Robert Watts, compiler of the Sunday Times Rich List, said: “This year’s Sunday Times Rich List suggests Britain’s billionaire boom has come to an end. Many of our home-grown entrepreneurs have seen their fortunes fall and some of the global super rich who came here are moving away.

“Thousands of British livelihoods rely on the super-rich to some extent. We’ll have to wait and see whether we have now reached peak billionaire, and what that means for our economy.”

Maintaining a pattern seen last year, numerous familiar names on the Rich List have faced significant financial setbacks. After a challenging year for Virgin Money and Galantic, Sir Richard Branson’s wealth has decreased to £2.4 billion, reverting to its 2000 level. Additionally, 2023’s top riser, Sir Jim Ratcliffe, has suffered considerable losses, dropping two positions on the list with a £6.169 billion decline in wealth. This downturn is largely attributed to a substantial drop in profits at Ineos Group Holdings SA.

The biggest fallers on this year’s list are as follows:

  • Sir Jim Ratcliffe, founder of the petrochemicals giant Ineos that now operates 194 sites in 29 countries. The father of three resides in Monaco and has bought a stake in Manchester United (£6.196 bn)
  • Sir James Dyson and family, Britain’s best-known inventor has established a university and pledged £35 million to his old school (£2.2bn)
  • Andy Currie: £1.919bn; Cambridge-educated Currie has been a director of the chemicals company Ineos since 1999. He owns almost 20 per cent of the £30 billion operation (£1.919bn)

Meanwhile, Sir Paul McCartney has reached a milestone as the first UK musician to achieve billionaire status, boosting his wealth by £50 million. This increase comes after a year of touring and the lucrative value of his back catalogue, along with covers by Beyoncé.
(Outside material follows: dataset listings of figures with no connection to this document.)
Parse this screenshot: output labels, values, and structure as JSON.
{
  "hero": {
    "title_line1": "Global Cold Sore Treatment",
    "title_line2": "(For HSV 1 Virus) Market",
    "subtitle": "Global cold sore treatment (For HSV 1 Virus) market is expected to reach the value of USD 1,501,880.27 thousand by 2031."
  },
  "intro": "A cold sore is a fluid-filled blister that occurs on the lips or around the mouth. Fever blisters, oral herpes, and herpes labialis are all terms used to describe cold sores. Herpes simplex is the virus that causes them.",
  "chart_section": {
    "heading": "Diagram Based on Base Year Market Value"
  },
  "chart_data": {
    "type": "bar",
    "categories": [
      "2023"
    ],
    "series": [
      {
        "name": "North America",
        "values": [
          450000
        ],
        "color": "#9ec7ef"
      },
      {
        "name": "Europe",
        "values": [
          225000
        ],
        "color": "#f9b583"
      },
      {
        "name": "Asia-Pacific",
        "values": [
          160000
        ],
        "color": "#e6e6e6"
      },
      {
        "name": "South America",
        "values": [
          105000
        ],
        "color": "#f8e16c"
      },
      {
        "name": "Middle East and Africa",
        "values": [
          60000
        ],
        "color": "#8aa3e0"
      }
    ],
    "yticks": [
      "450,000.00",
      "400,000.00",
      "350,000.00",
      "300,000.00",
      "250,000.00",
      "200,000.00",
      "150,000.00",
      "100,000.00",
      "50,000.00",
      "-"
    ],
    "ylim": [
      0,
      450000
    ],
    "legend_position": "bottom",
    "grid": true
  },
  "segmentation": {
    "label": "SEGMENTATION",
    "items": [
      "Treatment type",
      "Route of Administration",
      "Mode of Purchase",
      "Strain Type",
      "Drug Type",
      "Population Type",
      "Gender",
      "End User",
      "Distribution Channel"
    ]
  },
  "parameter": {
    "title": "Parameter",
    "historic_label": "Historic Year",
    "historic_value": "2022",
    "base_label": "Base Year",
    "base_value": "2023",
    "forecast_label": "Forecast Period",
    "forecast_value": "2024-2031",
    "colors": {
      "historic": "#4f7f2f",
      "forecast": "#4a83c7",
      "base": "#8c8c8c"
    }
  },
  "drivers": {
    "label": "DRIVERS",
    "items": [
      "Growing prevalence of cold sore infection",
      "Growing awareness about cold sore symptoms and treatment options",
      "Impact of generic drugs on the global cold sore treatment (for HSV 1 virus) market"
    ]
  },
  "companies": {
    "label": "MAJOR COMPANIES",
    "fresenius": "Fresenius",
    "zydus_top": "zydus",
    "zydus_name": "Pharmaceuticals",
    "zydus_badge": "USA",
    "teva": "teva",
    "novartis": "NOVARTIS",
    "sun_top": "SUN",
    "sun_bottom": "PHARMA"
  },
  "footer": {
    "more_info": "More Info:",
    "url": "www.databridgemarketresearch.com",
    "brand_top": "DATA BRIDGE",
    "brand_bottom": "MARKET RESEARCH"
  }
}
The biggest risers this year are:

  • Barnaby and Merlin Swire and family, the family’s two-century-old business owns a significant stake in Cathay Pacific and has extensive interests in Hong Kong (£8.82bn)
  • Idan Ofer, is the son of Sammy Ofer, who built a shipping empire after serving in the Royal Navy during the Second World War (£6.96bn)
  • John Frederiksen and family, Fredriksen, a Norway-born Cypriot oil and tanker tycoon, has twin daughters who stand to inherit his empire. He owns a Chelsea mansion with a ballroom (£4.556bn)

Robert Watts, compiler of the Sunday Times Rich List, said: “These may be harder times to create wealth, but The Sunday Times Rich List continues to unearth entrepreneurs building fortunes in diverse and often surprising ways. This year’s new entries include people who have made money from artificial intelligence and virtual worlds as well as plumbing supplies and teaching aides.

“We know many of our readers find such people — especially those from humbler backgrounds — very inspiring.”

This year’s new entries include:

  • Graham King who has amassed a £750 million fortune from holiday parks, inheritance and housing asylum seekers for the government
  • Jon and Susie Seaton, a couple who founded Twinkl, an education publisher at their Sheffield kitchen table and sold a stake valuing the teaching aide’s business at £500 million
  • Euan Blair,Tony Blair’s eldest son, who set up the £1.4 billion apprenticeship tech firm Multiverse that matches people with apprenticeships at more than 1,500 firms, ranging from Google and Microsoft to Pfizer and Net-a-Porter, where they can earn a salary as they learn
  • Sir Lewis Hamilton, the Formula 1 ace is based in Monaco and leaks suggest his new contract with Ferrari could be worth as much as $446 million.